I traded @SENC for a vacuum chamber a month or so back and finally got some juice to use it. I had a couple of questions for those who have done this before. 
1) what type of dyes can you use with cactus juice? I have some trans tint water soluble powder dye, will that work?

2) curing. I have read both jon's and curtis' curing methods and it seems the pieces need to be wrapped to avoid them sticking together during the curing process.

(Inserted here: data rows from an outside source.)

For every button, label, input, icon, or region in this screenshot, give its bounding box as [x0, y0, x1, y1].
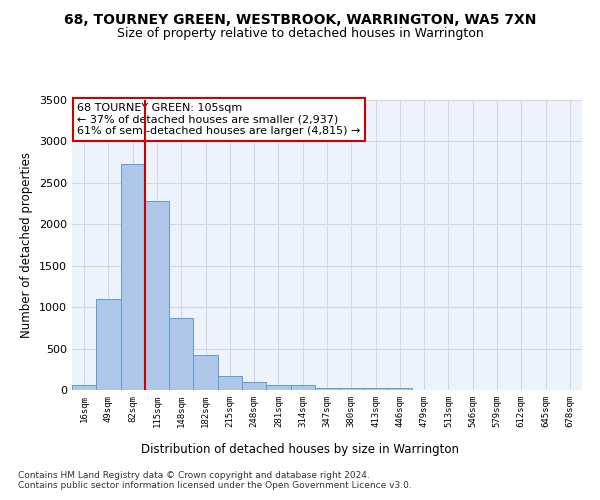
Bar — [145, 201, 169, 390]
Text: 68 TOURNEY GREEN: 105sqm
← 37% of detached houses are smaller (2,937)
61% of sem: 68 TOURNEY GREEN: 105sqm ← 37% of detach… — [77, 103, 361, 136]
Y-axis label: Number of detached properties: Number of detached properties — [20, 152, 34, 338]
Bar — [315, 388, 339, 390]
Text: Size of property relative to detached houses in Warrington: Size of property relative to detached ho… — [116, 28, 484, 40]
Text: Contains HM Land Registry data © Crown copyright and database right 2024.
Contai: Contains HM Land Registry data © Crown c… — [18, 470, 412, 490]
Bar — [242, 382, 266, 390]
Bar — [364, 388, 388, 390]
Bar — [96, 299, 121, 390]
Bar — [266, 384, 290, 390]
Bar — [290, 386, 315, 390]
Bar — [218, 376, 242, 390]
Bar — [121, 164, 145, 390]
Text: 68, TOURNEY GREEN, WESTBROOK, WARRINGTON, WA5 7XN: 68, TOURNEY GREEN, WESTBROOK, WARRINGTON… — [64, 12, 536, 26]
Bar — [169, 318, 193, 390]
Bar — [339, 388, 364, 390]
Bar — [72, 386, 96, 390]
Text: Distribution of detached houses by size in Warrington: Distribution of detached houses by size … — [141, 442, 459, 456]
Bar — [193, 355, 218, 390]
Bar — [388, 388, 412, 390]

I was thinking of using a custom sheet with individual slots to cure the pieces that is reusable rather than using foil each time. (think cup cake tins but for wood) Is this idea doable or does the foil add some additional benefits other than preventing them from sticking to each other?


----------



## SENC (Jun 26, 2014)

The tins may very well work... the foil also keeps resin from leaking out into the oven. If you try tins, be sure to grease them in some way to prevent the hardening resin from bonding the wood to them - or experiment with 1 and a scrap of wood so if they become inseparable you haven't lost anything. The nice thing about foil is that it rips off.

I have not tried any dye, so can't help you there.

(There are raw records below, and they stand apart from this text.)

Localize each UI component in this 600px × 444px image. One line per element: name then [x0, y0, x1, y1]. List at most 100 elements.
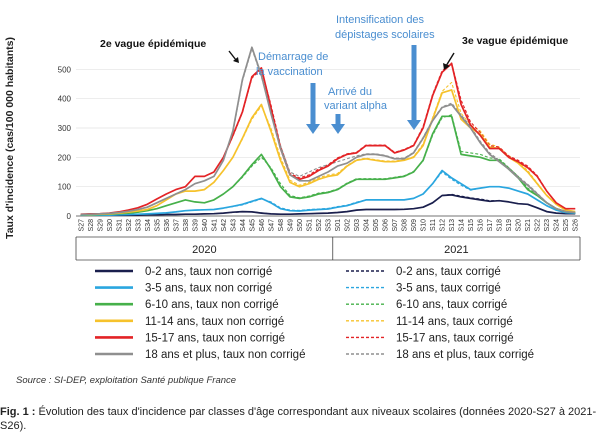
legend-label: 0-2 ans, taux corrigé: [396, 266, 501, 278]
legend-label: 15-17 ans, taux non corrigé: [145, 332, 285, 344]
annotation-variant-alpha: Arrivé du: [328, 86, 372, 98]
x-tick-label: S14: [459, 219, 466, 232]
legend-label: 6-10 ans, taux corrigé: [396, 299, 507, 311]
x-tick-label: S21: [525, 219, 532, 232]
legend-label: 11-14 ans, taux corrigé: [396, 316, 513, 328]
annotation-depistages: Intensification des: [336, 14, 425, 26]
annotation-depistages-line2: dépistages scolaires: [335, 29, 435, 41]
x-tick-label: S23: [544, 219, 551, 232]
annotation-variant-alpha-line2: variant alpha: [324, 100, 388, 112]
x-tick-label: S48: [278, 219, 285, 232]
x-tick-label: S51: [306, 219, 313, 232]
y-tick-label: 100: [58, 183, 72, 192]
x-tick-label: S16: [478, 219, 485, 232]
x-tick-label: S39: [192, 219, 199, 232]
y-axis-title: Taux d'incidence (cas/100 000 habitants): [4, 37, 16, 239]
x-tick-label: S22: [535, 219, 542, 232]
x-tick-label: S47: [268, 219, 275, 232]
x-tick-label: S01: [335, 219, 342, 232]
series-line-11-14-ans-taux-non-corrige: [80, 89, 576, 216]
x-tick-label: S15: [468, 219, 475, 232]
x-tick-label: S43: [230, 219, 237, 232]
x-tick-label: S50: [297, 219, 304, 232]
y-tick-label: 0: [67, 212, 72, 221]
x-tick-label: S19: [506, 219, 513, 232]
figure-caption-text: Évolution des taux d'incidence par class…: [0, 406, 597, 432]
legend-label: 11-14 ans, taux non corrigé: [145, 316, 284, 328]
x-tick-label: S45: [249, 219, 256, 232]
x-tick-label: S05: [373, 219, 380, 232]
legend-label: 6-10 ans, taux non corrigé: [145, 299, 279, 311]
x-tick-label: S32: [126, 219, 133, 232]
x-tick-label: S52: [316, 219, 323, 232]
x-tick-label: S06: [383, 219, 390, 232]
annotation-3e-vague-arrow: [445, 52, 455, 67]
x-tick-label: S20: [516, 219, 523, 232]
x-tick-label: S30: [107, 219, 114, 232]
x-tick-label: S17: [487, 219, 494, 232]
figure-label: Fig. 1 :: [0, 406, 36, 418]
series-line-11-14-ans-taux-corrige: [80, 81, 576, 216]
y-tick-label: 500: [58, 65, 72, 74]
x-tick-label: S03: [354, 219, 361, 232]
series-line-0-2-ans-taux-non-corrige: [80, 194, 576, 216]
annotation-depistages-arrowhead: [407, 120, 421, 130]
x-tick-label: S35: [154, 219, 161, 232]
series-line-18-ans-et-plus-taux-non-corrige: [80, 46, 576, 216]
x-tick-label: S27: [78, 219, 85, 232]
x-tick-label: S41: [211, 219, 218, 232]
x-tick-label: S02: [345, 219, 352, 232]
x-tick-label: S04: [364, 219, 371, 232]
legend-label: 3-5 ans, taux corrigé: [396, 283, 501, 295]
x-tick-label: S46: [259, 219, 266, 232]
series-line-0-2-ans-taux-corrige: [80, 193, 576, 216]
x-tick-label: S31: [116, 219, 123, 232]
x-tick-label: S13: [449, 219, 456, 232]
x-tick-label: S10: [421, 219, 428, 232]
x-tick-label: S38: [183, 219, 190, 232]
series-line-3-5-ans-taux-non-corrige: [80, 169, 576, 216]
annotation-vaccination: Démarrage de: [258, 51, 328, 63]
legend-label: 0-2 ans, taux non corrigé: [145, 266, 272, 278]
x-tick-label: S34: [145, 219, 152, 232]
x-tick-label: S49: [287, 219, 294, 232]
legend-label: 18 ans et plus, taux non corrigé: [145, 349, 305, 361]
x-tick-label: S53: [326, 219, 333, 232]
x-tick-label: S42: [221, 219, 228, 232]
x-tick-label: S36: [164, 219, 171, 232]
source-note: Source : SI-DEP, exploitation Santé publ…: [16, 375, 237, 386]
x-tick-label: S09: [411, 219, 418, 232]
x-tick-label: S08: [402, 219, 409, 232]
x-tick-label: S26: [573, 219, 580, 232]
legend-label: 15-17 ans, taux corrigé: [396, 332, 514, 344]
figure-caption: Fig. 1 : Évolution des taux d'incidence …: [0, 405, 598, 433]
x-tick-label: S24: [554, 219, 561, 232]
y-tick-label: 200: [58, 153, 72, 162]
x-tick-label: S12: [440, 219, 447, 232]
x-tick-label: S44: [240, 219, 247, 232]
x-tick-label: S40: [202, 219, 209, 232]
x-tick-label: S18: [497, 219, 504, 232]
year-label: 2021: [444, 244, 468, 256]
y-tick-label: 400: [58, 95, 72, 104]
x-tick-label: S33: [135, 219, 142, 232]
series-line-6-10-ans-taux-non-corrige: [80, 115, 576, 216]
annotation-2e-vague: 2e vague épidémique: [100, 38, 206, 50]
annotation-3e-vague: 3e vague épidémique: [462, 35, 568, 47]
y-tick-label: 300: [58, 124, 72, 133]
x-tick-label: S11: [430, 219, 437, 231]
x-tick-label: S37: [173, 219, 180, 232]
annotation-variant-alpha-arrowhead: [331, 124, 345, 134]
annotation-2e-vague-arrowhead: [233, 57, 239, 63]
annotation-3e-vague-arrowhead: [443, 63, 450, 70]
x-tick-label: S07: [392, 219, 399, 232]
annotation-2e-vague-arrow: [228, 50, 237, 61]
series-line-15-17-ans-taux-non-corrige: [80, 62, 576, 216]
legend-label: 3-5 ans, taux non corrigé: [145, 283, 272, 295]
legend-label: 18 ans et plus, taux corrigé: [396, 349, 534, 361]
year-label: 2020: [192, 244, 216, 256]
incidence-chart: Taux d'incidence (cas/100 000 habitants)…: [4, 14, 581, 361]
x-tick-label: S25: [563, 219, 570, 232]
x-tick-label: S29: [97, 219, 104, 232]
annotation-vaccination-arrowhead: [306, 124, 320, 134]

The vacuum process does take a bit longer than you'd expect, so don't do it when you're in a hurry. That system allows you to pull a dry vacuum then suck in the resin. My practice was to pull maximum vacuum dry for at least 30-45 minutes and then add resin. Even then, I'd often run the vacuum and additional 2-3 hours before the air bubbles escaping the wood were minimized.

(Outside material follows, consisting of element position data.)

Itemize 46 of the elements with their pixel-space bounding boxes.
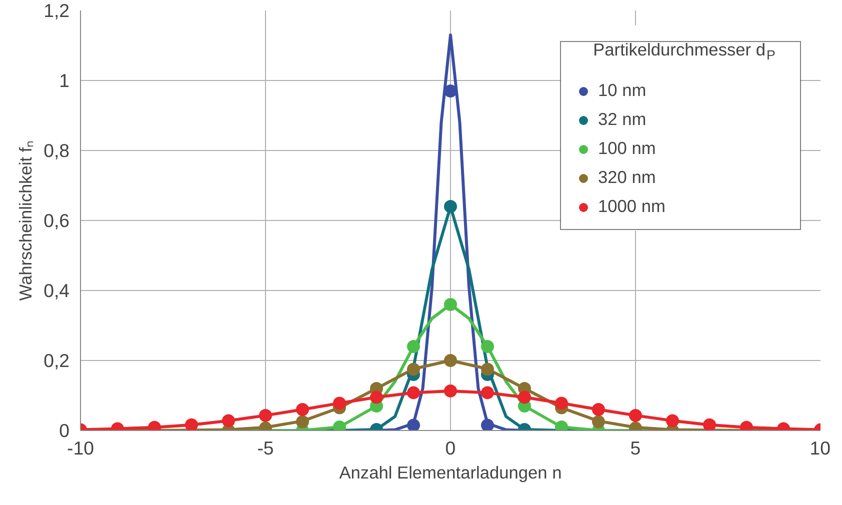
- y-tick-label: 0: [59, 420, 70, 441]
- x-tick-label: 10: [810, 438, 831, 458]
- legend-label: 1000 nm: [598, 196, 666, 217]
- point: [407, 340, 420, 353]
- y-tick-label: 1: [59, 70, 70, 91]
- point: [629, 408, 642, 422]
- point: [666, 414, 679, 428]
- point: [481, 362, 494, 376]
- point: [444, 384, 457, 398]
- legend-label: 10 nm: [598, 80, 648, 101]
- point: [222, 414, 235, 428]
- legend-label: 100 nm: [598, 138, 657, 159]
- point: [444, 354, 457, 367]
- point: [259, 408, 272, 422]
- point: [481, 418, 494, 430]
- point: [444, 200, 457, 213]
- point: [592, 403, 605, 416]
- y-tick-label: 0,2: [44, 350, 70, 371]
- point: [444, 298, 457, 311]
- y-tick-label: 1,2: [44, 0, 70, 21]
- point: [407, 418, 420, 430]
- point: [592, 415, 605, 428]
- x-tick-label: 0: [445, 438, 456, 458]
- x-axis-title: Anzahl Elementarladungen n: [339, 462, 562, 482]
- y-tick-label: 0,6: [44, 210, 70, 231]
- point: [555, 396, 568, 410]
- x-tick-label: -10: [67, 438, 94, 458]
- y-tick-label: 0,4: [44, 280, 70, 301]
- point: [333, 396, 346, 410]
- point: [407, 386, 420, 400]
- x-tick-label: 5: [630, 438, 641, 458]
- point: [703, 418, 716, 430]
- point: [296, 403, 309, 416]
- point: [185, 418, 198, 430]
- x-tick-label: -5: [257, 438, 274, 458]
- point: [407, 362, 420, 376]
- point: [296, 415, 309, 428]
- y-tick-label: 0,8: [44, 140, 70, 161]
- legend-label: 320 nm: [598, 167, 657, 188]
- y-axis-title: Wahrscheinlichkeit fₙ: [16, 140, 36, 301]
- point: [370, 390, 383, 404]
- legend-label: 32 nm: [598, 109, 648, 130]
- point: [518, 390, 531, 404]
- point: [481, 386, 494, 400]
- point: [444, 84, 457, 98]
- point: [481, 340, 494, 353]
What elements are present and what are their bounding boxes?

Also, you'll need to be sure your wood is quite dry. If, after a few hours of stabilizing, you're still pulling a good number of teeny tiny (technical term) bubbles, then that is a sign that moisture was still in the wood - and you could continue to run vacuum for hours and hours longer and still see the same. I had a few of those experiences where I just stopped the vacuum after 3-4 hours with tiny bubbles still escaping the wood. They still came out fine.

Last, I was told to release vacuum before cutting of the pump - apparently not doing so can suck fluid into the pump and cause issues. Release vacuum slowly, as a rapid pressure change will atomize some of the resin and pull it into the pump. Don't think it does any real harm (other than maybe requiring more oil changes), but stinks to high heaven and makes a mess spurting out of the exhaust. I'd suggest running the vacuum outside if possible... if not, hook a hose to the exhaust and run that outside. Your nose and lungs will be happier.

Good luck and have fun!

Reactions: Thank You! 1


----------



## Drgam (Jun 26, 2014)

Good point on the moisture in the wood. If the wood is dry the bubbles disappear in 2 hours or less. I usually cook the blanks in the microwave a few cycles a couple hours before I put them in the chamber. Make sure they have cooled before you put them in the resin. I use Alumalite liquid dyes so can't help with the powder stuff. Use more dye than you think you need. The wood always comes out lighter than you expect.

Reactions: Thank You! 1


----------